At the moment Monsieur of Rozel was munching macaroons and washing them
down with canary. The Governor's announcement was such a shock that he
choked and coughed, the crumbs flying in all directions; and another pint
of canary must be taken to flush his throat. Thus cleared for action, he
struck out.

"'Tis St. Ouen's work," he growled.

"'Tis the work of the Medici," said Sir Hugh. "Read," he added, holding
out the paper.

Now Lempriere of Rozel had a poor eye for reading. He had wit enough to
wind about the difficulty.

"If I see not the Queen's commands, I've no warrant but Sir Hugh
Pawlett's words, and I'll to London and ask 'fore her Majesty's face if
she wrote them, and why. I'll tell my tale and speak my mind, I pledge
you, sir."

"You'll offend her Majesty. Her commands are here." Pawlett tapped the
letter with his finger.

"I'm butler to the Queen, and she will list to me. I'll not smirk and
caper like St. Ouen's; I'll bear me like a man not speaking for himself.
I'll speak as Harry her father spoke--straight to the purpose. . . . No,
no, no, I'm not to be wheedled, even by a Pawlett, and you shall not ask
me. If you want Michel de la Foret, come and take him. He is in my house.
But ye must take him, for come he shall not!"

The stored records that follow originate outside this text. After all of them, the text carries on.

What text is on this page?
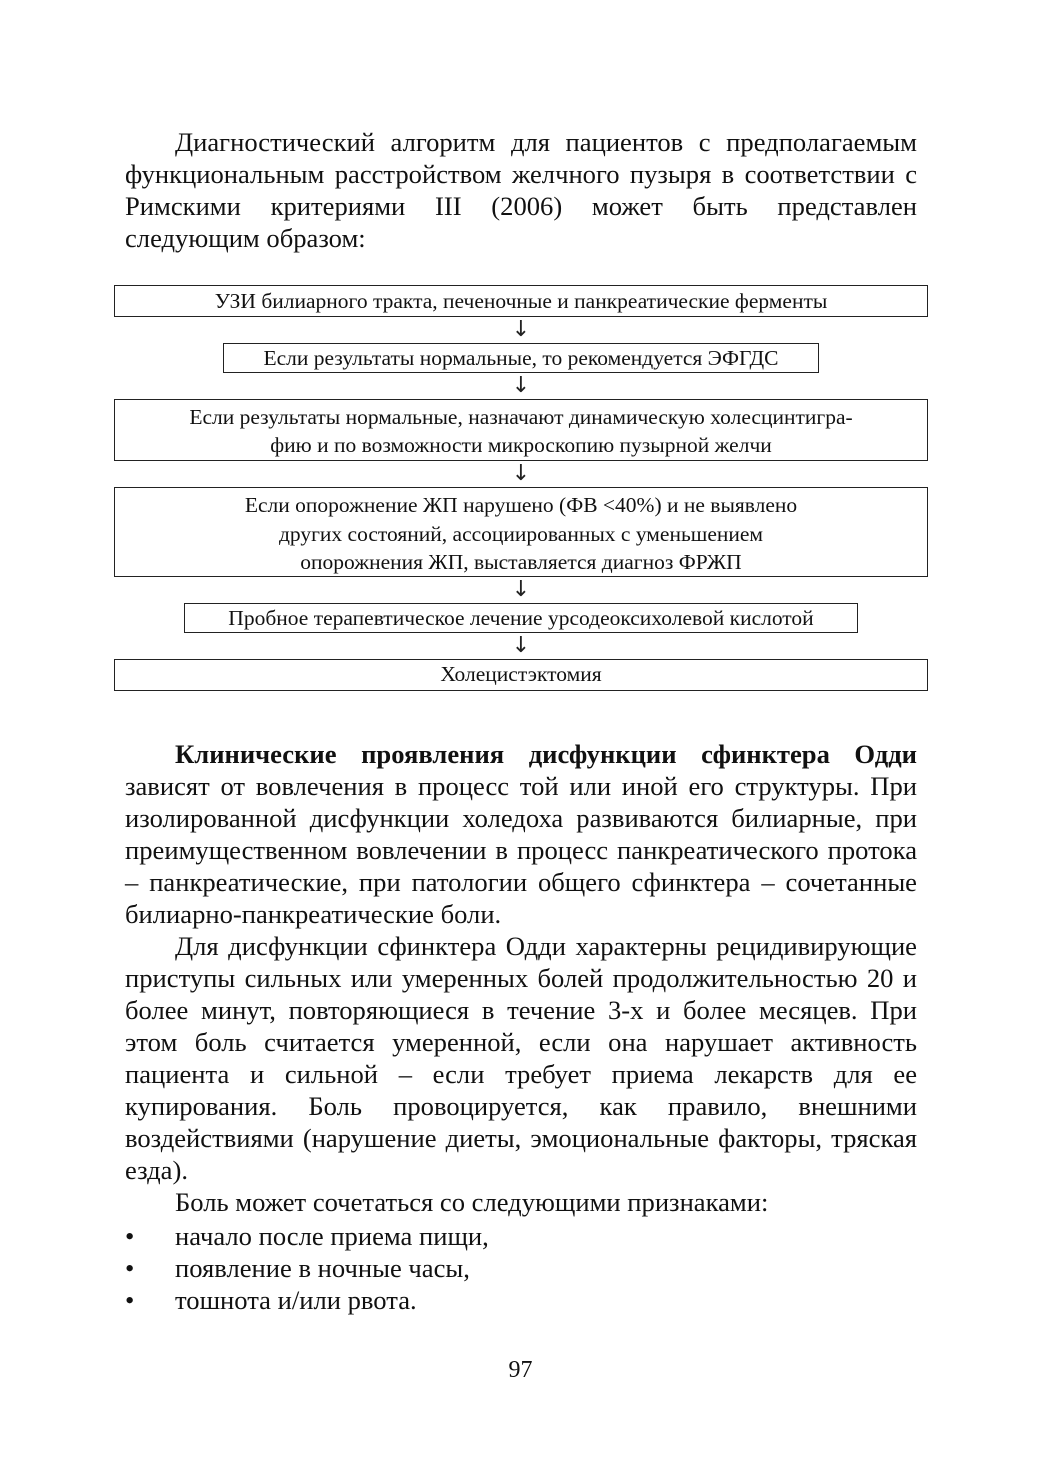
Диагностический алгоритм для пациентов с предполагаемым функциональным расстройством желчного пузыря в соответствии с Римскими критериями III (2006) может быть представлен следующим образом:

УЗИ билиарного тракта, печеночные и панкреатические ферменты
↓
Если результаты нормальные, то рекомендуется ЭФГДС
↓
Если результаты нормальные, назначают динамическую холесцинтигра-
фию и по возможности микроскопию пузырной желчи
↓
Если опорожнение ЖП нарушено (ФВ <40%) и не выявлено
других состояний, ассоциированных с уменьшением
опорожнения ЖП, выставляется диагноз ФРЖП
↓
Пробное терапевтическое лечение урсодеоксихолевой кислотой
↓
Холецистэктомия

Клинические проявления дисфункции сфинктера Одди зависят от вовлечения в процесс той или иной его структуры. При изолированной дисфункции холедоха развиваются билиарные, при преимущественном вовлечении в процесс панкреатического протока – панкреатические, при патологии общего сфинктера – сочетанные билиарно-панкреатические боли.

Для дисфункции сфинктера Одди характерны рецидивирующие приступы сильных или умеренных болей продолжительностью 20 и более минут, повторяющиеся в течение 3-х и более месяцев. При этом боль считается умеренной, если она нарушает активность пациента и сильной – если требует приема лекарств для ее купирования. Боль провоцируется, как правило, внешними воздействиями (нарушение диеты, эмоциональные факторы, тряская езда).

Боль может сочетаться со следующими признаками:

• начало после приема пищи,
• появление в ночные часы,
• тошнота и/или рвота.
97
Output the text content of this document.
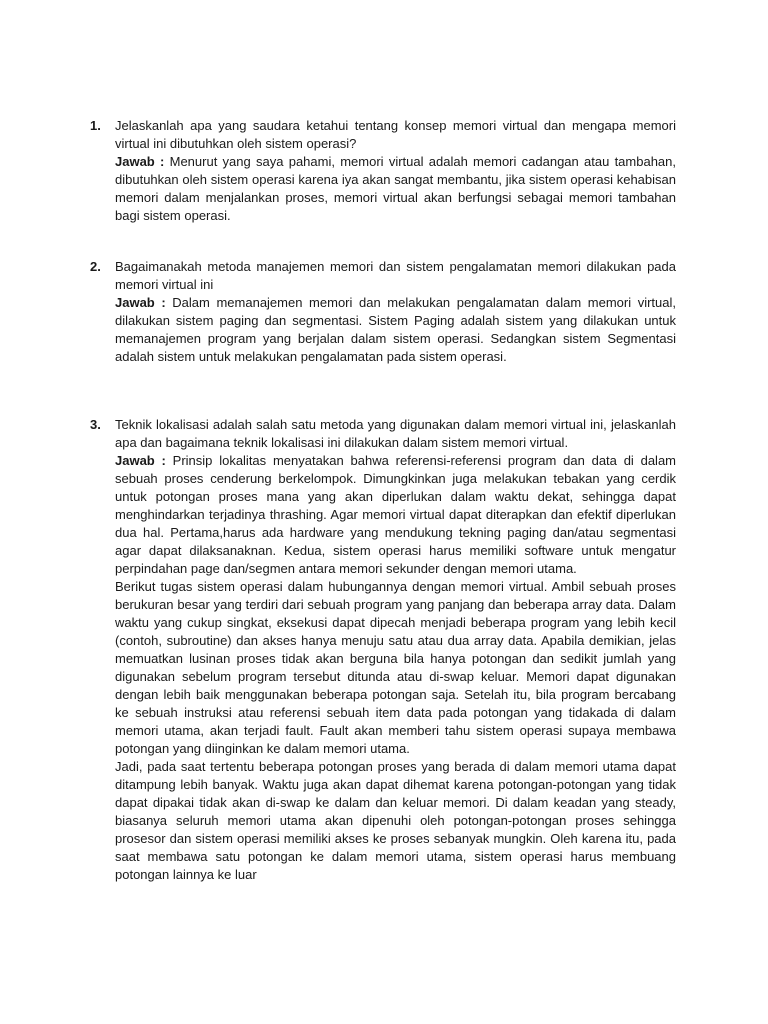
1. Jelaskanlah apa yang saudara ketahui tentang konsep memori virtual dan mengapa memori virtual ini dibutuhkan oleh sistem operasi?

Jawab : Menurut yang saya pahami, memori virtual adalah memori cadangan atau tambahan, dibutuhkan oleh sistem operasi karena iya akan sangat membantu, jika sistem operasi kehabisan memori dalam menjalankan proses, memori virtual akan berfungsi sebagai memori tambahan bagi sistem operasi.

2. Bagaimanakah metoda manajemen memori dan sistem pengalamatan memori dilakukan pada memori virtual ini

Jawab : Dalam memanajemen memori dan melakukan pengalamatan dalam memori virtual, dilakukan sistem paging dan segmentasi. Sistem Paging adalah sistem yang dilakukan untuk memanajemen program yang berjalan dalam sistem operasi. Sedangkan sistem Segmentasi adalah sistem untuk melakukan pengalamatan pada sistem operasi.

3. Teknik lokalisasi adalah salah satu metoda yang digunakan dalam memori virtual ini, jelaskanlah apa dan bagaimana teknik lokalisasi ini dilakukan dalam sistem memori virtual.

Jawab : Prinsip lokalitas menyatakan bahwa referensi-referensi program dan data di dalam sebuah proses cenderung berkelompok. Dimungkinkan juga melakukan tebakan yang cerdik untuk potongan proses mana yang akan diperlukan dalam waktu dekat, sehingga dapat menghindarkan terjadinya thrashing. Agar memori virtual dapat diterapkan dan efektif diperlukan dua hal. Pertama,harus ada hardware yang mendukung tekning paging dan/atau segmentasi agar dapat dilaksanaknan. Kedua, sistem operasi harus memiliki software untuk mengatur perpindahan page dan/segmen antara memori sekunder dengan memori utama.

Berikut tugas sistem operasi dalam hubungannya dengan memori virtual. Ambil sebuah proses berukuran besar yang terdiri dari sebuah program yang panjang dan beberapa array data. Dalam waktu yang cukup singkat, eksekusi dapat dipecah menjadi beberapa program yang lebih kecil (contoh, subroutine) dan akses hanya menuju satu atau dua array data. Apabila demikian, jelas memuatkan lusinan proses tidak akan berguna bila hanya potongan dan sedikit jumlah yang digunakan sebelum program tersebut ditunda atau di-swap keluar. Memori dapat digunakan dengan lebih baik menggunakan beberapa potongan saja. Setelah itu, bila program bercabang ke sebuah instruksi atau referensi sebuah item data pada potongan yang tidakada di dalam memori utama, akan terjadi fault. Fault akan memberi tahu sistem operasi supaya membawa potongan yang diinginkan ke dalam memori utama.

Jadi, pada saat tertentu beberapa potongan proses yang berada di dalam memori utama dapat ditampung lebih banyak. Waktu juga akan dapat dihemat karena potongan-potongan yang tidak dapat dipakai tidak akan di-swap ke dalam dan keluar memori. Di dalam keadan yang steady, biasanya seluruh memori utama akan dipenuhi oleh potongan-potongan proses sehingga prosesor dan sistem operasi memiliki akses ke proses sebanyak mungkin. Oleh karena itu, pada saat membawa satu potongan ke dalam memori utama, sistem operasi harus membuang potongan lainnya ke luar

"You will not oppose the Queen's officers?"

"De la Foret is under my roof. He must be taken. I will give him up to no
one; and I'll tell my sovereign these things when I see her in her
palace."

"I misdoubt you'll play the bear," said Pawlett, with a dry smile.

"The Queen's tongue is none so tame. I'll travel by my star, get sweet or
sour."

"Well, well, 'give a man luck, and throw him into the sea,' is the old
proverb. I'm coming for your friend to-night."

"I'll be waiting with my fingers on the door, sir," said Rozel, with a
grim vanity and an outrageous pride in himself.